O, para no irnos tan lejos, muy bien podemos referirnos a los dieciséis mil o veinte mil años que nos separan del momento en el que los primeros cazadores recolectores ingresaron a lo que es hoy América del Norte, proceso que en algunos miles de años se extenderá a la actual Patagonia.

Sin duda que en los últimos trescientos años este proceso se aceleró en forma geométrica, una realidad que percibieron los economistas y políticos más lúcidos de su tiempo, aunque quien la expresó en su momento con más claridad fue Carlos Marx en ese folleto conocido como “El Manifiesto Comunista”, un texto impecablemente escrito, en el que su trascendencia no está tanto la propaganda en favor del comunismo y la dictadura del proletariado, como en la descripción del notable proceso de expansión del capitalismo, su capacidad para trascender las fronteras nacionales. Es un estudio sorprendente por su clarividencia, al punto que más de un observador ha dicho que en realidad lo que Marx describe en ese libro no es el capitalismo de su tiempo sino el capitalismo contemporáneo, con su capital financiero, sus multinacionales, sus innovaciones y su sorprendente capacidad para objetivar las relaciones económicas y revolucionar las relaciones sociales.
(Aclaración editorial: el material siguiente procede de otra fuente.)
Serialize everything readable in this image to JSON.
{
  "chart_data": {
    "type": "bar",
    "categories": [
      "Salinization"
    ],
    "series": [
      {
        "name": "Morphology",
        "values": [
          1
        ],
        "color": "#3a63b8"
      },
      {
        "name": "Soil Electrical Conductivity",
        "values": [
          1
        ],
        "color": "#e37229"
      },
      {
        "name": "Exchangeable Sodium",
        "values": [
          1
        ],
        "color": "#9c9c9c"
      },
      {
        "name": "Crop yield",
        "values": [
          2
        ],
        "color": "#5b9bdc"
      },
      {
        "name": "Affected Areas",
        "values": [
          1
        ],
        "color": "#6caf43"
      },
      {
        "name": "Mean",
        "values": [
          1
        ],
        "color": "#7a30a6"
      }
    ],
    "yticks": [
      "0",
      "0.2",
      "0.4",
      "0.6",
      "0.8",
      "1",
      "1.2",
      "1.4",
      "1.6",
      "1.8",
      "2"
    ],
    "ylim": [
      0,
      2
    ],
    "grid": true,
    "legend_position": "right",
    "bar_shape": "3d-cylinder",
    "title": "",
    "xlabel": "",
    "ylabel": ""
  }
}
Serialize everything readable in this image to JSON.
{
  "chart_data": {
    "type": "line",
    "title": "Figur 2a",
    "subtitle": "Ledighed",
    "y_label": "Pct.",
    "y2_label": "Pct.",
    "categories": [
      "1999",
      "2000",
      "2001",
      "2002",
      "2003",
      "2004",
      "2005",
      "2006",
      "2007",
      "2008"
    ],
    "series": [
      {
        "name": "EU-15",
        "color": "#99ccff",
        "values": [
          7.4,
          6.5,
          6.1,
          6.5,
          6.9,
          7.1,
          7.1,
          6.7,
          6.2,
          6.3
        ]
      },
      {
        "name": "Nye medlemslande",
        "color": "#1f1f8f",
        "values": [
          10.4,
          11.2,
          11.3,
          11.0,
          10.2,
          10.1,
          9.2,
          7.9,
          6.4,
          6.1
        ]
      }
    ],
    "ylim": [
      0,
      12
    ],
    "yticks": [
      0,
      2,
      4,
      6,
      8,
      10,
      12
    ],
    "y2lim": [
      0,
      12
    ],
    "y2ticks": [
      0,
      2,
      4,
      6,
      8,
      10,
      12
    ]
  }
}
El G-20 es un emergente institucional de este proceso histórico. Su propia constitución es un acto consciente de plasmación de esos objetivos. Allí participan los países con las economías más poderosas, pero también aquellos que disponen de grandes reservas energéticas, o que gravitan regionalmente, o que cuentan con mercados significativos. Sus propósitos también están formulados con claridad: reforzar la transparencia y la responsabilidad de controlar los mercados; mejorar las regulaciones; promover la integridad de los mercados financieros; reforzar la cooperación y coordinación y reformar las instituciones financieras. Se trata, en definitiva, de disponer de una masa crítica que atienda las nuevas relaciones históricas y que se haga cargo de ellas.

La Argentina ocupa legítimamente su lugar, un espacio que no proviene de la concesión graciosa o de algún acuerdo pampa en la trastienda, sino del reconocimiento de nuestra gravitación regional y el rol de país proveedor de alimentos, una oportunidad que, con las diferencias del caso, no es muy diferente a la que supimos conquistar después de la batalla de Pavón y que dio lugar a setenta años de prosperidad sostenida e instalar a un país -que para mediados del siglo XIX había sido calificado como un desierto- en una de las principales economías del mundo.